Sullivan decided to launch a campaign to educate the public about sports-related brain injuries. It initially began on Facebook, where he first explained his story and his fundraising goals while providing updates on how training was going. It was from here his campaign grew into a collaborative effort.
He was already following the research being done by the Montreal-based Concussion Legacy Foundation Canada on chronic traumatic encephalopathy or CTE, a neuro disease found in people who have suffered multiple head injuries. Sullivan decided to reach out to see how he could help the cause.
“Next thing you knew, I was put in contact with some great people and am now an ambassador for the foundation. Having the opportunity to be a role model for young hockey players when it comes to concussion awareness is something I take a lot of pride in.”

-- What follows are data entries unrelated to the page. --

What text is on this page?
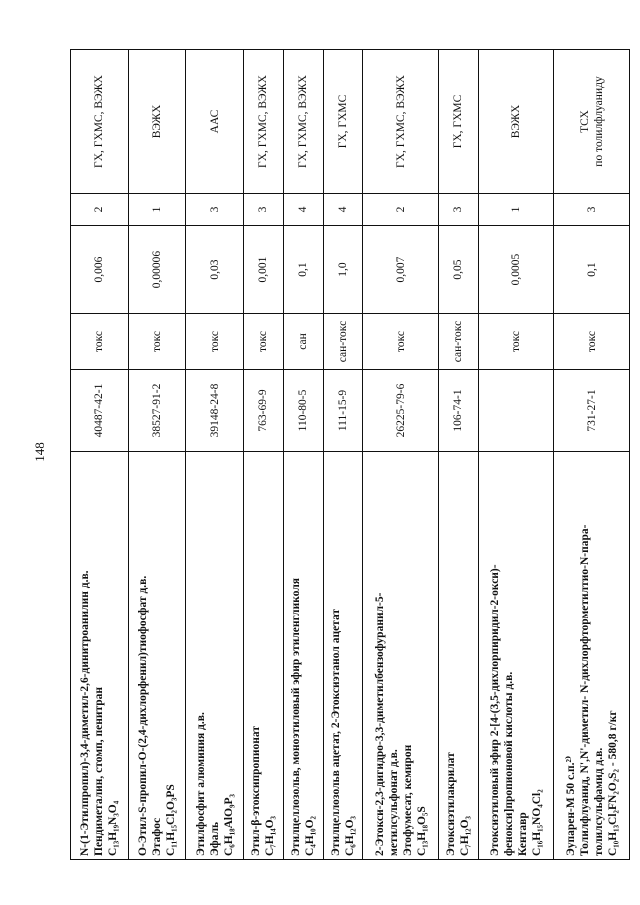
148
N-(1-Этилпропил)-3,4-диметил-2,6-динитроанилин д.в. Пендиметалин, стомп, пенитран C₁₃H₁₉N₃O₄	40487-42-1	токс	0,006	2	ГХ, ГХМС, ВЭЖХ

О-Этил-S-пропил-О-(2,4-дихлорфенил)тиофосфат д.в. Этафос C₁₁H₁₅Cl₂O₃PS	38527-91-2	токс	0,00006	1	ВЭЖХ

Этилфосфит алюминия д.в. Эфаль C₆H₁₈AlO₉P₃	39148-24-8	токс	0,03	3	ААС

Этил-β-этоксипропионат C₇H₁₄O₃	763-69-9	токс	0,001	3	ГХ, ГХМС, ВЭЖХ

Этилцеллозольв, моноэтиловый эфир этиленгликоля C₄H₁₀O₂	110-80-5	сан	0,1	4	ГХ, ГХМС, ВЭЖХ

Этилцеллозольв ацетат, 2-Этоксиэтанол ацетат C₆H₁₂O₃	111-15-9	сан-токс	1,0	4	ГХ, ГХМС

2-Этокси-2,3-дигидро-3,3-диметилбензофуранил-5- метилсульфонат д.в. Этофумесат, кемирон C₁₃H₁₈O₅S	26225-79-6	токс	0,007	2	ГХ, ГХМС, ВЭЖХ

Этоксиэтилакрилат C₇H₁₂O₃	106-74-1	сан-токс	0,05	3	ГХ, ГХМС

Этоксиэтиловый эфир 2-[4-(3,5-дихлорпиридил-2-окси)- фенокси]пропионовой кислоты д.в. Кентавр C₁₆H₁₅NO₄Cl₂		токс	0,0005	1	ВЭЖХ

Эупарен-М 50 с.п.²⁾ Толилфлуанид, N',N'-диметил- N-дихлорфторметилтио-N-пара- толилсульфамид д.в. C₁₀H₁₃Cl₂FN₂O₂S₂ - 580,8 г/кг	731-27-1	токс	0,1	3	ТСХ по толилфлуаниду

Samantha Bureau, the CLFC’s director of public relations, said that the main role they play in Sullivan’s campaign to promote concussion awareness is to provide logistical support.
“Brent is the action man, per se, and I take care of the behind-the-scenes responsibilities like managing the fundraising pages, writing PR stories, coordinating our social media and media requests, and just supporting him in any way I can.”
Since then, the campaign has grown to include the sale of “Run Sully Sun” apparel and has also evolved to be included as an official participant in the Scotiabank Charity Challenge, a recognized charity the race is supporting for 2018.
As the campaign continued to grow, there was more work to be done. “We knew we needed to step up our game and get to recruiting runners to join us,” said Bureau. “Although Brent and I will be running the half, we have a lot of supporters running in a variety of races across race weekend.”
Kayla Licari, a psychology major at the University of Ottawa, decided to run and train alongside Sullivan for the race back in January 2017.
“I was amazed by Brent’s motivation,” said Licari. “Being a runner myself, I had never seen someone be so determined to train for such a challenge and it has been really inspiring.”
Licari said she and Sullivan kept in touch throughout their training, as she was working towards a race of her own — the Toronto Scotiabank Half Marathon — when he asked her to join him.
“I didn’t even have to think twice,” she said, noting her support for the public education mission behind Sullivan’s quest to complete the half-marathon. “I was definitely going to run with them and help spread the word.”
The Ontario government recently passed Rowan’s Law, an act governing the management of youth head injuries in all sports, sparking a renewed conversation about concussions that has spread across the province and beyond.
Rowan’s Law is named for the 17-year-old Ottawa native Rowan Stringer, who died after suffering two concussions in one week while playing high school rugby.
“It’s been a long time coming in my opinion,” said Bureau. “The foundation has been working to support this legislation since its inception. In the U.S. there is concussion legislation in every state, and it’s only in 2018 Canada passes its first. So hopefully with this momentum and inspiring story, other regions of Canada will continue to follow suit.”
“Training has been long and grueling,” Sullivan said. “I knew I had a lot to overcome as far as injuries and pain would go, but it’s been a great process so far. I think the hardest thing has been the mental battle it is — lots of days you don’t want to run, or would love to turn around early, but it’s pushing through that barrier and continuing on knowing why you’re doing this.”
Sullivan said his main goal is for those who are suffering from post-concussion mental health issues, or daily struggles with recovery, to see that it’s possible to “make that turn.”
“That main reason I started was because wanted to help others while doing this. But this is bigger than myself now. I’m not just running this half-marathon for myself, I’m running for concussion recovery and research,” he said.
“I was in a dark place under a year ago and was able to flip a switch,” said Sullivan. “It took time, it took effort, and a lot of dedication and stepping outside my comfort zone. However, I can guarantee you that it is worth it in the end.”